Essentially, the first ‘unknown’ is coming into focus as Powell delivers and the White House cobbles together a fiscal package that can make it through Congress.
The second, is even more difficult to judge because as more people are tested, more cases are discovered – the timeline of actual infections is unlikely to be definitively established. Said differently, even a ‘perfect quarantine’ of untested individuals will see a rise in ‘known’ cases as the testing commences.
The third element, the period of economic disruption, is the most angst inducing for investors. Every trading session that passes without either a turn in the pace of infection or a hope-inspiring development has resulted in a downward repricing of risk assets. As an alternative to the more dramatic reading of Spanish flu versus Great Depression, BMO suggests that investors are facing either Y2K (econ-ageddon that never was) or a severe v-shaped recession; akin to the 2009 financial crisis without the same degree of systemic risks.
In the near-term, the details coming out of Washington related to the fiscal response will inform the next leg for risk assets. Helicopter money has become an assumption at this point; however, the ability of businesses to stay viable during the shutdown is even more relevant.

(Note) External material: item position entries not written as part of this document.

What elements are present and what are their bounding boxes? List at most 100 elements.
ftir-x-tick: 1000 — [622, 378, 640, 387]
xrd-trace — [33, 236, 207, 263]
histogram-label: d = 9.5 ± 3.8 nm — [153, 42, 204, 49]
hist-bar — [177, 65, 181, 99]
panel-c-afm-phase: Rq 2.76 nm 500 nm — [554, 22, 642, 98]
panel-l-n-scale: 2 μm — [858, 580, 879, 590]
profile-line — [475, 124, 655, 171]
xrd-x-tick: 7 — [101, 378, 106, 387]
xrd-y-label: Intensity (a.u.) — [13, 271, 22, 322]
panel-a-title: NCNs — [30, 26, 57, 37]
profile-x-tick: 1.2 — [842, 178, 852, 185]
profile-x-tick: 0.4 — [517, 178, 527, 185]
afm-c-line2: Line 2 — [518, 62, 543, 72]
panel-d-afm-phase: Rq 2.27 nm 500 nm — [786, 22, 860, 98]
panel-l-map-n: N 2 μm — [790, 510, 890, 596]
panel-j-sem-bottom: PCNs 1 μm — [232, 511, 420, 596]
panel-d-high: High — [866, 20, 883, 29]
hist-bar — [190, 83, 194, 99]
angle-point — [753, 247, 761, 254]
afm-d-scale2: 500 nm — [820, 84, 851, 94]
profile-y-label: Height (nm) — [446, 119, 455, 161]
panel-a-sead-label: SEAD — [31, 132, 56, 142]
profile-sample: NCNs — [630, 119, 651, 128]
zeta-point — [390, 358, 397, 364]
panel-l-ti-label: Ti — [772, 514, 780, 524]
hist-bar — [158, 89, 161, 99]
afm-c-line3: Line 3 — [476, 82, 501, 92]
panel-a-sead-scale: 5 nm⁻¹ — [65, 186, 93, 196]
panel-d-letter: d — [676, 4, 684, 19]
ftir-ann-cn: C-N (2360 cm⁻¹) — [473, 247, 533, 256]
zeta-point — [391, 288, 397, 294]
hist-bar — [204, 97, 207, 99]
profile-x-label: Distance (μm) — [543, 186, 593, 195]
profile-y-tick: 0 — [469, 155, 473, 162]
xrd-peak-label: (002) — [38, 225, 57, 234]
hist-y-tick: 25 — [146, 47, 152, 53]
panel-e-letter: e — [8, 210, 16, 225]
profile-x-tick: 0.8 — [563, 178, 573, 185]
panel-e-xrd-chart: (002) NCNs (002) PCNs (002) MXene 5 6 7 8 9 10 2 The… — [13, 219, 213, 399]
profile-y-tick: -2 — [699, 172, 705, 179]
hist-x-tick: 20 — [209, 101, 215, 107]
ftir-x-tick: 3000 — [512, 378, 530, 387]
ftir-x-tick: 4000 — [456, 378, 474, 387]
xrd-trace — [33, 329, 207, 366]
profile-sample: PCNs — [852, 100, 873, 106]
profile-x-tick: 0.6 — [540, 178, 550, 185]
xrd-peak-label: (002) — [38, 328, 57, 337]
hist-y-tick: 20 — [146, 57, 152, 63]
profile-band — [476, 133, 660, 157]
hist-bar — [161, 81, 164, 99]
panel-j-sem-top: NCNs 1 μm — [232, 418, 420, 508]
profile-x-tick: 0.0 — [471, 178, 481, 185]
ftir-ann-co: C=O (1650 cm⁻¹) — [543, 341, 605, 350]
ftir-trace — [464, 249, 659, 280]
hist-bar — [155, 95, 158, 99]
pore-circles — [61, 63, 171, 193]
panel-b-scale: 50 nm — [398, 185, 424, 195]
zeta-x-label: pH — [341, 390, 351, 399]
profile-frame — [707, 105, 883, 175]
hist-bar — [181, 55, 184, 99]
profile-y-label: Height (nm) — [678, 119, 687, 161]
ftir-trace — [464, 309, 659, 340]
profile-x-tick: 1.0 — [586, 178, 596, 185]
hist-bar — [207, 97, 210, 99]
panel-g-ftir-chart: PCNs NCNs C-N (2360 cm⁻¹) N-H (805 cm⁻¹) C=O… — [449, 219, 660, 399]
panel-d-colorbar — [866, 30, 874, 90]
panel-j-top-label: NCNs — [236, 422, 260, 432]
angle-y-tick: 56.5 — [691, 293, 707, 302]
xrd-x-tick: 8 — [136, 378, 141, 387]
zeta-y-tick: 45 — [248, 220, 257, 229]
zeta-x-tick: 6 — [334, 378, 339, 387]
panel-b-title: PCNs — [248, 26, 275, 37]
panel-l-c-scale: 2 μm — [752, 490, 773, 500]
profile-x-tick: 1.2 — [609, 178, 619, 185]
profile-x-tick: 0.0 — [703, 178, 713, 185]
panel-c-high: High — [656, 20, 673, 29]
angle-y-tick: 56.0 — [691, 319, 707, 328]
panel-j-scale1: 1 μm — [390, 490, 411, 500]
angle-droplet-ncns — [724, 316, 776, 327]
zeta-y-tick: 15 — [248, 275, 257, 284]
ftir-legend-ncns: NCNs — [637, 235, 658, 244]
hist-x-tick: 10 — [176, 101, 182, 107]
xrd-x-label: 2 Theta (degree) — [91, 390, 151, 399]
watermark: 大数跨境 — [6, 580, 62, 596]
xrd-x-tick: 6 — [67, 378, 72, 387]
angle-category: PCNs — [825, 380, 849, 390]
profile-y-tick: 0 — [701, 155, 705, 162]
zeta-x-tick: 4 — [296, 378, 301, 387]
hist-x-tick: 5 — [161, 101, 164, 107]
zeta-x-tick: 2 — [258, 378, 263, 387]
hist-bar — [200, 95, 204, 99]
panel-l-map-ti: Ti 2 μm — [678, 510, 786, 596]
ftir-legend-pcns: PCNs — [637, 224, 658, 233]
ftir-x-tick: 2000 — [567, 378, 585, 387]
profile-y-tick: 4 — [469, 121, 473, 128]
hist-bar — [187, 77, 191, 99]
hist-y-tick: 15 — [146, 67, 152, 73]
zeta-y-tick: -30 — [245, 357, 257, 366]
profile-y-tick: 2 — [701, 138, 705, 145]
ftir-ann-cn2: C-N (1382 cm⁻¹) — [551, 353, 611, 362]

To a large extent, this will depend on how money is funneled to small businesses and whether it is in the form of cheap financing or an outright grant. As an astute member of upper management highlighted, it isn’t in the best interest of firms to load up on debt owed to the government during a mandated closure only to use those moneys to pay workers. Why not simply furlough and rehire the workers; thereby creating a more direct path (via unemployment benefits) to the federal funds? Business owners could then simply negotiate with their landlords and creditors for bridge funding/forbearance until the economy reopens. Food for thought as the details slowly emerge on the >$1 trillion package. Punchline; grant and not cheap financing.
And speaking of the stimulus package, it is worth conetmplating what form the fiscal response from Washington will take. While the details are still unknown, some combination of a direct cash infusion, extended tax payment deadlines, money fund guarantees, and various industry bailouts are on the table. Regardless of how large the spending ultimately is, it will be funded via massive increases in Treasury issuance. This will be focused in the bill market, where the historically larger volatility in offering sizes will bear the brunt of ramp-up in borrowing. Several cash management bills of substantial heft would also follow intuitively. While on the margin, such increases in supply introduce a bearish relative value risk for the front-end, this should be at least partially offset by the flood into government money funds.
As BMO concludes, “as long as the dollar maintains its position as the global reserve currency, even with gargantuan supply sizes, a structural bid will continue to exist for Treasuries, a notion supported by 10s trading below 1.50%.”